Coluna #22: Ouro Negro

Jean Paul Getty foi um homem excepcionalmente espartano, cria do século passado. Fez sua fortuna com petróleo, e foi considerado pela revista Fortune o homem mais rico dos Estados Unidos, em 1957.

Sua infame frugalidade tornou-se mundialmente conhecida quando seu neto foi sequestrado. Recusando-se a pagar a primeira demanda dos criminosos, de 17 milhões de dólares, recebeu pelo correio uma das orelhas do neto junto a uma contraproposta de 3,2 milhões de dólares. O patriarca então aceitou pagar 2,2 milhões – o máximo que poderia ser deduzido de seus impostos – e emprestar o saldo para seu filho, a uma taxa e juros de 4% ao ano.
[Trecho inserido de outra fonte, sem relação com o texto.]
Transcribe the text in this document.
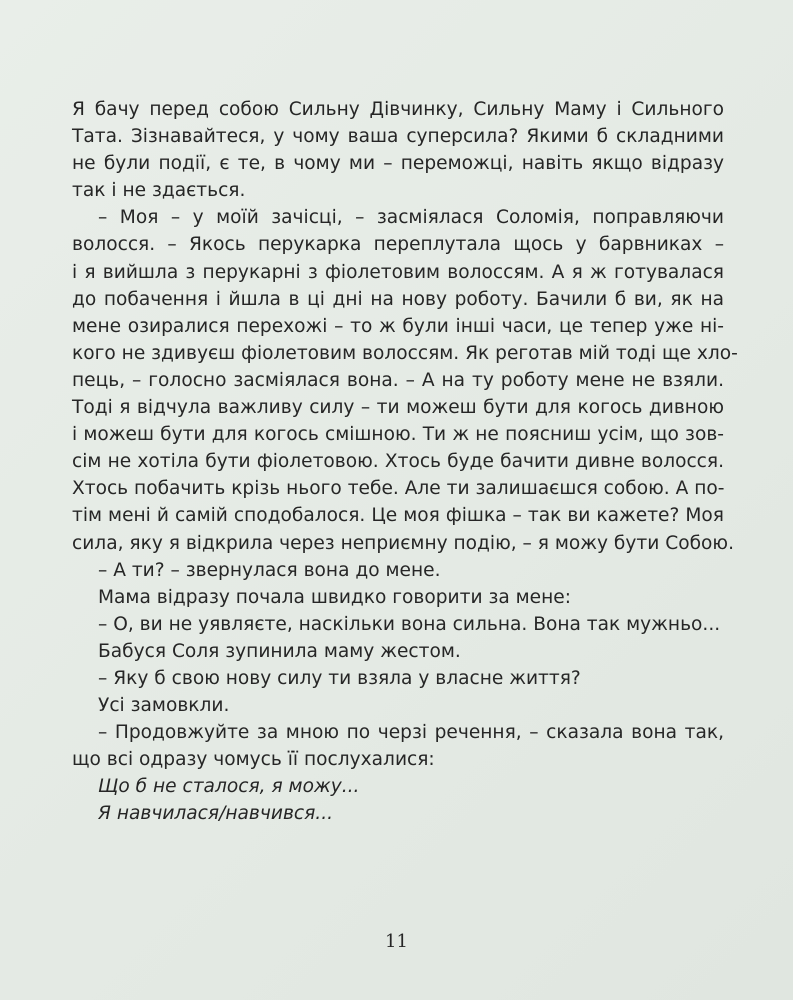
Я бачу перед собою Сильну Дівчинку, Сильну Маму і Сильного
Тата. Зізнавайтеся, у чому ваша суперсила? Якими б складними
не були події, є те, в чому ми – переможці, навіть якщо відразу
так і не здається.
– Моя – у моїй зачісці, – засміялася Соломія, поправляючи
волосся. – Якось перукарка переплутала щось у барвниках –
і я вийшла з перукарні з фіолетовим волоссям. А я ж готувалася
до побачення і йшла в ці дні на нову роботу. Бачили б ви, як на
мене озиралися перехожі – то ж були інші часи, це тепер уже ні-
кого не здивуєш фіолетовим волоссям. Як реготав мій тоді ще хло-
пець, – голосно засміялася вона. – А на ту роботу мене не взяли.
Тоді я відчула важливу силу – ти можеш бути для когось дивною
і можеш бути для когось смішною. Ти ж не поясниш усім, що зов-
сім не хотіла бути фіолетовою. Хтось буде бачити дивне волосся.
Хтось побачить крізь нього тебе. Але ти залишаєшся собою. А по-
тім мені й самій сподобалося. Це моя фішка – так ви кажете? Моя
сила, яку я відкрила через неприємну подію, – я можу бути Собою.
– А ти? – звернулася вона до мене.
Мама відразу почала швидко говорити за мене:
– О, ви не уявляєте, наскільки вона сильна. Вона так мужньо...
Бабуся Соля зупинила маму жестом.
– Яку б свою нову силу ти взяла у власне життя?
Усі замовкли.
– Продовжуйте за мною по черзі речення, – сказала вона так,
що всі одразу чомусь її послухалися:
Що б не сталося, я можу...
Я навчилася/навчився...
11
O neto foi finalmente resgatado com vida, após um confinamento de 5 meses.

Em outro incidente, Getty mandou colocar travas em todos os telefones de sua mansão, o Sutton Place, e instalou um telefone público – o antigo “orelhão” – disponível para os visitantes. Disse que muitas pessoas, entre prestadores de serviços e convidados, estavam frequentando sua residência, e a conta de telefone tinha ficado extraordinariamente alta.
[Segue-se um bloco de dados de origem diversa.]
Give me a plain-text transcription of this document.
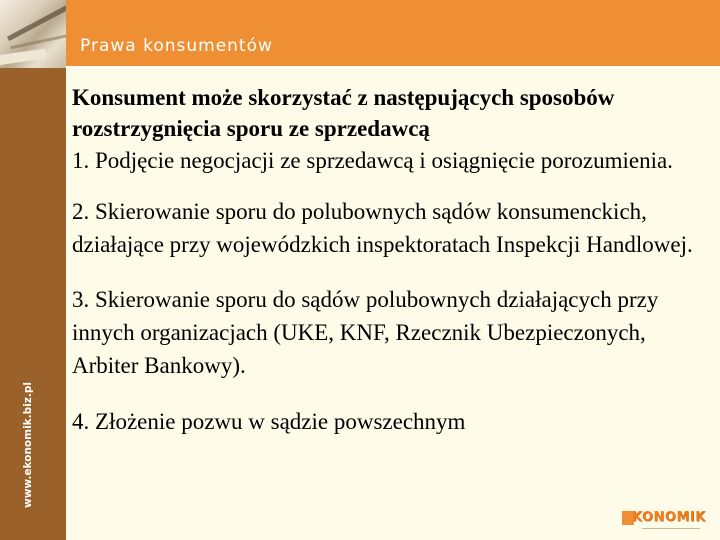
Prawa konsumentów
www.ekonomik.biz.pl

Konsument może skorzystać z następujących sposobów rozstrzygnięcia sporu ze sprzedawcą

1. Podjęcie negocjacji ze sprzedawcą i osiągnięcie porozumienia.

2. Skierowanie sporu do polubownych sądów konsumenckich, działające przy wojewódzkich inspektoratach Inspekcji Handlowej.

3. Skierowanie sporu do sądów polubownych działających przy innych organizacjach (UKE, KNF, Rzecznik Ubezpieczonych, Arbiter Bankowy).

4. Złożenie pozwu w sądzie powszechnym

KONOMIK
Mas não foi à própria frugalidade que Getty atribuiu seu sucesso financeiro. Quando perguntado a respeito de sua receita para a riqueza, o magnata famosamente respondeu: “Fórmula para o sucesso: acorde cedo, trabalhe duro, encontre petróleo”.

Não foi à toa que o petróleo adquiriu a alcunha de “ouro negro”. Tendo definido os destinos de pessoas e de nações, foi protagonista essencial dos últimos séculos, e continua tendo um papel de primazia na economia contemporânea. Sua fama deteriorou-se – de propulsor de fortunas e impérios, passou a ser enxergado como o grande vilão ambiental, responsável primordial pelo aquecimento global.

O fim do petróleo já foi anunciado por diversas vezes. Inicialmente sua ruína foi antecipada por conta de temores de que as reservas globais estavam sendo exploradas à velocidade máxima, e a demanda crescente iria levar seus preços a patamares insustáveis. Hoje seu fim é premeditado por uma sociedade que demanda uma matriz energética cada vez menos poluente, receosa dos efeitos cada vez mais perniciosos das alterações climáticas recentes.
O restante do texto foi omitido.